A gift economy is a system of exchange based on gift giving.
Valuables are given without explicit agreement of future rewards between individuals, or within a contained community of people.
Gift economies have a few key qualities. They are...
Loosely and informally tracked - it is bad form to calculate the exact value of gifts you receive, or keep an obsessive log of it the way we do with business finances. I was talking to Krysta the other day about how many of our ancestors didn't have numerical systems. There was no counting. No keeping track.
Indirect - it is not always two individuals giving back and forth. Instead gifting is generalised to a whole community where you may give to people who have not given directly to you
Delayed - we do not reciprocate gifts the minute we receive them," rather, we have faith that our needs will be met when they arise, because we have done our part in the gifting system
The emphasis in a gift exchange is on strengthening the bond between the givers and receivers.

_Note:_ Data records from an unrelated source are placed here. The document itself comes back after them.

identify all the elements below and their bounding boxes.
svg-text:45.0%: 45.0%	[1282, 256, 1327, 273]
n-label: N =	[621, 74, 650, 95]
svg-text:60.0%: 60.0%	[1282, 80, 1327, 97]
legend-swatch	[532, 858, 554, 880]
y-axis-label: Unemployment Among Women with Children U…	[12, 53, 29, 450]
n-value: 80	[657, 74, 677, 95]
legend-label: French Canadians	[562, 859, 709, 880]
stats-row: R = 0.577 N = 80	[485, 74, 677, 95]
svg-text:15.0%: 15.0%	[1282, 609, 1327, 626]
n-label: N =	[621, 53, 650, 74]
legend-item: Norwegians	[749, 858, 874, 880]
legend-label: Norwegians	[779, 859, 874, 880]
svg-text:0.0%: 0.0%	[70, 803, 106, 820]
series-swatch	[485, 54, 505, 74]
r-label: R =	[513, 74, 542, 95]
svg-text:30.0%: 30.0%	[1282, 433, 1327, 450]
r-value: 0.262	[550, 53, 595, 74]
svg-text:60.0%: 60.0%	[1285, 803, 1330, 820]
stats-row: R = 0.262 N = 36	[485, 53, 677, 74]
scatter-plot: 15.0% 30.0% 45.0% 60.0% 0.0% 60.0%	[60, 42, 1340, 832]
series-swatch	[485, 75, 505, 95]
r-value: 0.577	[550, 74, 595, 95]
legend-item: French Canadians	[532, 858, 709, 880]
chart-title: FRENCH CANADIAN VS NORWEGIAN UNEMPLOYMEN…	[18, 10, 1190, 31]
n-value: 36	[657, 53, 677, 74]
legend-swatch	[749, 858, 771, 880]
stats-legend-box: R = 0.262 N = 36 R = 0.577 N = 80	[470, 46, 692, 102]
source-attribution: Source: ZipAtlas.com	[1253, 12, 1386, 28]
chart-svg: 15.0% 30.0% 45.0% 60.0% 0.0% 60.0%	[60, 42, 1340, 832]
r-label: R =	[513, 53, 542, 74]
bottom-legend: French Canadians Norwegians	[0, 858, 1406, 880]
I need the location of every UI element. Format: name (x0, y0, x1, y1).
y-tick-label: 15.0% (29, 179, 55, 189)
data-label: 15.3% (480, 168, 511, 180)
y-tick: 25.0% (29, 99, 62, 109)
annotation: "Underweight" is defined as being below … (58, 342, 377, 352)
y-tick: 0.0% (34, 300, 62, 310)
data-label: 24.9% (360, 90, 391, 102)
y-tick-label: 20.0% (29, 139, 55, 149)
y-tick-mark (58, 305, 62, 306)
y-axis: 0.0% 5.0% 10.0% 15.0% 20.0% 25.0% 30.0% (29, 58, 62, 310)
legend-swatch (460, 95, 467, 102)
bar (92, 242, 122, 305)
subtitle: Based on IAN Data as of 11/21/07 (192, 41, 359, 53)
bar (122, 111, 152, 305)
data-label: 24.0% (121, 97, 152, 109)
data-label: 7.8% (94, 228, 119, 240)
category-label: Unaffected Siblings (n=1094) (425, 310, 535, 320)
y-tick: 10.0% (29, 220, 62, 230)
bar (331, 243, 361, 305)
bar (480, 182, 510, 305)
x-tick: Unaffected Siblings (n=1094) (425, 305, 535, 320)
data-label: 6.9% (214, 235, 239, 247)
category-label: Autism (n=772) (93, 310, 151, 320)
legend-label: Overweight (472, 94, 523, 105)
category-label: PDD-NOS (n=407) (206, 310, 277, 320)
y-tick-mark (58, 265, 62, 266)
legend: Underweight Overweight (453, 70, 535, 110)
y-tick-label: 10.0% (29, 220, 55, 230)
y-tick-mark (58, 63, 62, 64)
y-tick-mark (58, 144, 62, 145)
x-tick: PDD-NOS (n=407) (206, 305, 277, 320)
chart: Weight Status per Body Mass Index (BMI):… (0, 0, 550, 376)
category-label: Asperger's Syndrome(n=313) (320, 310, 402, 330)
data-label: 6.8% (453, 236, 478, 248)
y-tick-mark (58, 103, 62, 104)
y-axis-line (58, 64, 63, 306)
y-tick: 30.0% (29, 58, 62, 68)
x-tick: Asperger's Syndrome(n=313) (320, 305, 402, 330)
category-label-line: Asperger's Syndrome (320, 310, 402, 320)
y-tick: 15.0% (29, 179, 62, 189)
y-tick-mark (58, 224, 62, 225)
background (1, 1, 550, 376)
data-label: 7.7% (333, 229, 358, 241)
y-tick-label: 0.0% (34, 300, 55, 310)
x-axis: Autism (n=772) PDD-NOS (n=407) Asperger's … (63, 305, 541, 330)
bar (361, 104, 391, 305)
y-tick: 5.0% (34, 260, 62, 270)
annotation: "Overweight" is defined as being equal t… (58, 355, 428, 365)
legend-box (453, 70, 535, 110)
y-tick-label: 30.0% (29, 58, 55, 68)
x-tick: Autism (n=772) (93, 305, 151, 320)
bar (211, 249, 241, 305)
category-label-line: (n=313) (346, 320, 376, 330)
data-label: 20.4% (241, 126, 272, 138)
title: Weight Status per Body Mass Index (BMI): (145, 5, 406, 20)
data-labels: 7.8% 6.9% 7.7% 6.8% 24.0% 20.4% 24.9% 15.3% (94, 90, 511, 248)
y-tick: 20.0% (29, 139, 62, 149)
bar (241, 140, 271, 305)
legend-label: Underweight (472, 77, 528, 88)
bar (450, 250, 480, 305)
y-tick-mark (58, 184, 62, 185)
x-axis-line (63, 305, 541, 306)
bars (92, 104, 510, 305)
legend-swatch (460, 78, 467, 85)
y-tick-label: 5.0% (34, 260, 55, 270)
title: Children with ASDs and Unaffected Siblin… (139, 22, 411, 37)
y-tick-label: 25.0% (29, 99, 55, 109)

It creates a kind of "positive debt," where two people or groups are now tied to one another - one party will always owe the other something. It's a purposeful way of entwining lives and communities together."
Most importantly, these gifts are not limited to luxuries and novelties.
These gifts are what care for all of our needs, and the needs of others - human people, animal people, plant people, spirits, gods, etc.
You need a shirt. I make shirts. You come to me, and I give you a shirt because you need it. We hug it out. Goodwill inserted into the Gift Economy Jar.
I need water. my other neighbor has a well. I walk over and ask if I may have some water from their well. They say yes, because I am in need. Goodwill inserted into the Gift economy jar.
My other neighbord needs pumpkin seeds. Someone else in the community is the seed keeper, the garden expert. They walk over and ask for a few pumpkin seeds. The Seed keeper neighbor happily offers them. More goodwill inserted into the gift economy jar.
A bunny hops into the seed keeper's garden and munches on a few roots. The seed keeper does not shoe them away, because bunny people need nourishment too. The seed keeper intentionally leaves part of the garden accessible to animals who wish to come and eat, leaves water for the birds and bees to come and drink.
Our seed keeper would like to create a feast for the community. They would like to cook salmon, but we don't have direct access to it. Our neighboring community does. We go and ask for abit of salmon for our community meal. They offer it happily, adding more goodwill into the gift economy jar.
And so it goes, forever and ever.
This is the ideal world. The garden planet. The kingdom of heaven incarnate.
It will take many steps before we get back here. It will get worse before it gets better. The land will need to be returned to indigenous stewards. But it will get better.